Las cosas empeoran con las acciones bien intencionadas de las propias empresas. Haciéndole frente al desafecto de la fuerza laboral, insisten en que es vital que seamos felices. Proclaman sus valores. Nos dicen que están cambiando el mundo. Exigen que no sólo nos comprometamos sino que lo hagamos apasionadamente. Nos incitan a hacer un buen trabajo voluntariamente, todo en nombre de ser significantes.
El resultado no es la felicidad. Según nuevas investigaciones de la Universidad de Sussex, este tipo de declaraciones —cuando se hacen de forma burda— desmotivan aún más a los empleados, dejándolos más infelices y desilusionados que antes.

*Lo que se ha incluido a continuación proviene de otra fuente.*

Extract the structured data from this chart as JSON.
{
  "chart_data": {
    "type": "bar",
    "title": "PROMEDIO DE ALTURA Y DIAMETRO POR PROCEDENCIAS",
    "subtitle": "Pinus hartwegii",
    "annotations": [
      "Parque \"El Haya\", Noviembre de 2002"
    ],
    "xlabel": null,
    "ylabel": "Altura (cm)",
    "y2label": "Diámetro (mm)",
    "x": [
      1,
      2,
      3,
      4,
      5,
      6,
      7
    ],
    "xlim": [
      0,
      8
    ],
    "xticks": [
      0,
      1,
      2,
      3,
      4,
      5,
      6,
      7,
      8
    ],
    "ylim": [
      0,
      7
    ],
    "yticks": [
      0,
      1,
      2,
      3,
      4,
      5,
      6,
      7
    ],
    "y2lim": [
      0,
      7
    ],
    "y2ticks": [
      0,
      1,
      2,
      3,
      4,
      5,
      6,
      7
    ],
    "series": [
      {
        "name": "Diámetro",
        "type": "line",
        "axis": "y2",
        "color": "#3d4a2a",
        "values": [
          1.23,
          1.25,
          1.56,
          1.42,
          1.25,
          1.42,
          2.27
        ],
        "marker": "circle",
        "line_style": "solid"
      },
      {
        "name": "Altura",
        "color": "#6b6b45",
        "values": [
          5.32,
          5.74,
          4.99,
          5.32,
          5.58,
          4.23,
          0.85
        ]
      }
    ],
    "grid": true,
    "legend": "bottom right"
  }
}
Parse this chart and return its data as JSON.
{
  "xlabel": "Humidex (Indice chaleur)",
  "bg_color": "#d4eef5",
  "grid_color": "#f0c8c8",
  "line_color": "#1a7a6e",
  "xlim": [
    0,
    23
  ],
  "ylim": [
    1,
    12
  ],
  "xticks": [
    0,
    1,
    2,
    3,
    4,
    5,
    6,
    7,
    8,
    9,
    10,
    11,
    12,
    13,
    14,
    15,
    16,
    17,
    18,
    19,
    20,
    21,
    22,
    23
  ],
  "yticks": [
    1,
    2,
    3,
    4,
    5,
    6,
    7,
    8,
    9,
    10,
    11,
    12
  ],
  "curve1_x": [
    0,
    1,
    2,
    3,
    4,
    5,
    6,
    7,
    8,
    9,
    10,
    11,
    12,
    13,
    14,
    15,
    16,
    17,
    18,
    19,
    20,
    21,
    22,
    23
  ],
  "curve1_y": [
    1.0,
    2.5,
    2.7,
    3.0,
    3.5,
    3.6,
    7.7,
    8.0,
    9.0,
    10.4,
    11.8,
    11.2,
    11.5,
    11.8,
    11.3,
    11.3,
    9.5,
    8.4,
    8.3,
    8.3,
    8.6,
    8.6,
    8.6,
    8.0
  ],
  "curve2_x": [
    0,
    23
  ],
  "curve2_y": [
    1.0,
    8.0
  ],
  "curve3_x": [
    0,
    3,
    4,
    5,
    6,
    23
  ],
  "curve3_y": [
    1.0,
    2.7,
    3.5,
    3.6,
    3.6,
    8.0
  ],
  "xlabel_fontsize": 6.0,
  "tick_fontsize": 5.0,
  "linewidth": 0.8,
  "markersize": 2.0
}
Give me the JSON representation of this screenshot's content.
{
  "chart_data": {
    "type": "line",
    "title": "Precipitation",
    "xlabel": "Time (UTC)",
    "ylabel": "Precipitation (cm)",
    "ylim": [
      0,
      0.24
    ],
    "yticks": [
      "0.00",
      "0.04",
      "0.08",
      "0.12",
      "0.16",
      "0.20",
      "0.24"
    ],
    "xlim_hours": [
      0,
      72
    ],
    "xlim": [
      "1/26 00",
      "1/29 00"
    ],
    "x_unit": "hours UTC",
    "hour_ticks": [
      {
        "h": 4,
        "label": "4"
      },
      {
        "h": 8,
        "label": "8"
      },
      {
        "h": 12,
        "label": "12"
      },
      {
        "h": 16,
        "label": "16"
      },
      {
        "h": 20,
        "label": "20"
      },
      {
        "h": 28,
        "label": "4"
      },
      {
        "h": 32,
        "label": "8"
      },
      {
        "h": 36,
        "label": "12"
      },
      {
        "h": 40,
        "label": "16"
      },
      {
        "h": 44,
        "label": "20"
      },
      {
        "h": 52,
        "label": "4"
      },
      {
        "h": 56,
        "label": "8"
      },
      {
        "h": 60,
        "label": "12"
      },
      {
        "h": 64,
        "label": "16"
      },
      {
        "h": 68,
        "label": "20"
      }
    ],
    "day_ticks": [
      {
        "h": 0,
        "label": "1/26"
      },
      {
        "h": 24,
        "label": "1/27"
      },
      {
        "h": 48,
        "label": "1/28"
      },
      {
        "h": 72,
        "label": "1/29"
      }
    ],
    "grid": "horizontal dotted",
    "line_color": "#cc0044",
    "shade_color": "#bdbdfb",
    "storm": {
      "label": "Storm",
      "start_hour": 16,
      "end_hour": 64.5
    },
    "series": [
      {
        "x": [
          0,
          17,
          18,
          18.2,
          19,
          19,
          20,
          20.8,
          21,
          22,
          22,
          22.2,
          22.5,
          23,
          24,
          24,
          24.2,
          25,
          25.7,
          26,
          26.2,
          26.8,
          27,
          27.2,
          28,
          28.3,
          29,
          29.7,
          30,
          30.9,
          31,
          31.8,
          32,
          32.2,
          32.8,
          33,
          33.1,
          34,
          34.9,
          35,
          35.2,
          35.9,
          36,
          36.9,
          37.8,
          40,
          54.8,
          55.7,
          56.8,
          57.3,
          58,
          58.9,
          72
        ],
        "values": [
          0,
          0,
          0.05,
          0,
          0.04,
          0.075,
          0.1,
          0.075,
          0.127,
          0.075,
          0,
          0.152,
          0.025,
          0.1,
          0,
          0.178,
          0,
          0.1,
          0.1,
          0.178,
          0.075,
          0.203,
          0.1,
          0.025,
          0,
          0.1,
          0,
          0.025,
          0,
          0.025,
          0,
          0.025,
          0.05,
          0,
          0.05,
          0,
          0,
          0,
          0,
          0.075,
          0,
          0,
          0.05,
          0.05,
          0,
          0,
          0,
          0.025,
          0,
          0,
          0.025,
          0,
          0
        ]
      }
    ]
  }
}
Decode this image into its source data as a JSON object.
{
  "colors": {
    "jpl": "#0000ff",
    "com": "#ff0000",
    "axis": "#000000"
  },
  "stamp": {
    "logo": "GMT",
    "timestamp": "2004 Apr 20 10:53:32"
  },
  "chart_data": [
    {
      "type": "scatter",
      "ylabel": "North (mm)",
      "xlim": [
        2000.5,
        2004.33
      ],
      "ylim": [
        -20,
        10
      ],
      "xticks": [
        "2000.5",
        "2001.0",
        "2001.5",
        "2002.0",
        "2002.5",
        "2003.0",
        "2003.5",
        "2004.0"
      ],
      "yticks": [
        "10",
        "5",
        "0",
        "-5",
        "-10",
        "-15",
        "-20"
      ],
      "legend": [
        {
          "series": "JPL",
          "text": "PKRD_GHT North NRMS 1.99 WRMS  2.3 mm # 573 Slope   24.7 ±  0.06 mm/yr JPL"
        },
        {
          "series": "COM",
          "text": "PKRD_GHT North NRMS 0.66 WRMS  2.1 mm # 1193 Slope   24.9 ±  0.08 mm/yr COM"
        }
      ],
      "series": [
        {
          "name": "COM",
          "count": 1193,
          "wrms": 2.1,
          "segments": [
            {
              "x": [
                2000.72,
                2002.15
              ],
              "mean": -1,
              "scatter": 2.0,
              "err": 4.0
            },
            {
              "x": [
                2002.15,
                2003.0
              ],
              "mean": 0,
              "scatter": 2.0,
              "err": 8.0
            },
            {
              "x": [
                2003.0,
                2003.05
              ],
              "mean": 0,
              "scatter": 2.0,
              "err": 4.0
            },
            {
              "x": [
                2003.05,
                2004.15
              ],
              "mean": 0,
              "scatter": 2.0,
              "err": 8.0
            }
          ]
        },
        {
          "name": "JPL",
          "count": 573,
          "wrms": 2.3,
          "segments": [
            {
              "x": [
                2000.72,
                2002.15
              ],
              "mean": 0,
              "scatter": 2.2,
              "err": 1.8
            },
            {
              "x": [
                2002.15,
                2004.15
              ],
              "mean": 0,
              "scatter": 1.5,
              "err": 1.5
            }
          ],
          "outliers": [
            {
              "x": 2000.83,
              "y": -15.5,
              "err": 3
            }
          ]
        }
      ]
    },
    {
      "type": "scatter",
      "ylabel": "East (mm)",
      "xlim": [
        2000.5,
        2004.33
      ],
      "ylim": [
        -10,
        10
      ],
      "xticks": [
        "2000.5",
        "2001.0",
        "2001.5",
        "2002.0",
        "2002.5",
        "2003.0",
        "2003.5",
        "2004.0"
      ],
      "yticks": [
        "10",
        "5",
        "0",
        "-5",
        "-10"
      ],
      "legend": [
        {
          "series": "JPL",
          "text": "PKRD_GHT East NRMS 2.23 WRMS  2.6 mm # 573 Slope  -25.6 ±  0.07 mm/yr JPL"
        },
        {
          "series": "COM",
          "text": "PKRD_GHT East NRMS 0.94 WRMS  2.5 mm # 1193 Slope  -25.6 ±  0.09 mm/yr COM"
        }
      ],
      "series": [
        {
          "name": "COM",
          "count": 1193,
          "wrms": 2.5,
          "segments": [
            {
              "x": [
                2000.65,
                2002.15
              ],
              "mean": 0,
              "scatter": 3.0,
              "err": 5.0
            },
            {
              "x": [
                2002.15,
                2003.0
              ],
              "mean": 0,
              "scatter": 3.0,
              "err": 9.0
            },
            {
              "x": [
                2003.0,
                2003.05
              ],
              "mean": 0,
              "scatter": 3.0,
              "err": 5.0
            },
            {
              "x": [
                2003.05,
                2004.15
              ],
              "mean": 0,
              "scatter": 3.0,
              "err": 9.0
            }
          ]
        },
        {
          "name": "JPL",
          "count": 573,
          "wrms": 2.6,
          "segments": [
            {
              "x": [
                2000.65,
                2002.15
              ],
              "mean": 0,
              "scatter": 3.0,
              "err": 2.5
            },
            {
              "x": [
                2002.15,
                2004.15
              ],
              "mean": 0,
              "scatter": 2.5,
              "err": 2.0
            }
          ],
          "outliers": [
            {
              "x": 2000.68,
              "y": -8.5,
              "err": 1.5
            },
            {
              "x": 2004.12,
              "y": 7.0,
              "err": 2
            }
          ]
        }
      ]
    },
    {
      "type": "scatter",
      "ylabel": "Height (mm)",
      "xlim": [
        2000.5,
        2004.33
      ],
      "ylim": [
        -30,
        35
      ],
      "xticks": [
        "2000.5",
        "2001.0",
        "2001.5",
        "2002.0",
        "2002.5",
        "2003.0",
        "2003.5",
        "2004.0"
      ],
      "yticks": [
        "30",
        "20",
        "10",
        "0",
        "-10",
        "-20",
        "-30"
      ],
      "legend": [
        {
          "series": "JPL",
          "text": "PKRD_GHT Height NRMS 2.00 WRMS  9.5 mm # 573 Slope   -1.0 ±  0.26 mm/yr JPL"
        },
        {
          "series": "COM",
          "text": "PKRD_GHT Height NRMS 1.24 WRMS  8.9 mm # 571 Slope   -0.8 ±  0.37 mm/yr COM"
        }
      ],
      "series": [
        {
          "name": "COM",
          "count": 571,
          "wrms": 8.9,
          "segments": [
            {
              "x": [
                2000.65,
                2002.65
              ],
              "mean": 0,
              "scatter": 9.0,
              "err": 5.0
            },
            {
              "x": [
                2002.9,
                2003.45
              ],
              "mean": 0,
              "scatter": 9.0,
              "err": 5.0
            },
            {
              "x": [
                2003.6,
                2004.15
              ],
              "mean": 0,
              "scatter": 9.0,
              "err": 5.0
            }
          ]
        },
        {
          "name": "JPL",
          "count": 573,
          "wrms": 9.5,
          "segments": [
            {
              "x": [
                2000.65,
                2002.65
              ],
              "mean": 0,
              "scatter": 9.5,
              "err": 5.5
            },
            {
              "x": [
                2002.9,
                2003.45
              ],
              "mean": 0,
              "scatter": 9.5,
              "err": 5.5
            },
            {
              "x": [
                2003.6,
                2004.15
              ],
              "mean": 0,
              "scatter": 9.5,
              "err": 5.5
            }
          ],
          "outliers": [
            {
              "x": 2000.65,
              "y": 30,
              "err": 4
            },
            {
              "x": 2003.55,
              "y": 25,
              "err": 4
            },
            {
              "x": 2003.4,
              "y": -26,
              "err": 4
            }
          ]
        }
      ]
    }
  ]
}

La obsesión corporativa con la felicidad es parte de la causa de nuestra infelicidad. Cuando todos a tu alrededor claman que tienen una pasión o han encontrado el verdadero significado de las cosas, o cuando los administradores te dicen que tienes derecho a amar tu trabajo, es totalmente natural —al menor indicio de aburrimiento o después de un leve desacuerdo con un administrador— concluir que tu trabajo suscita sentimientos suicidas y que tu jefe es un idiota.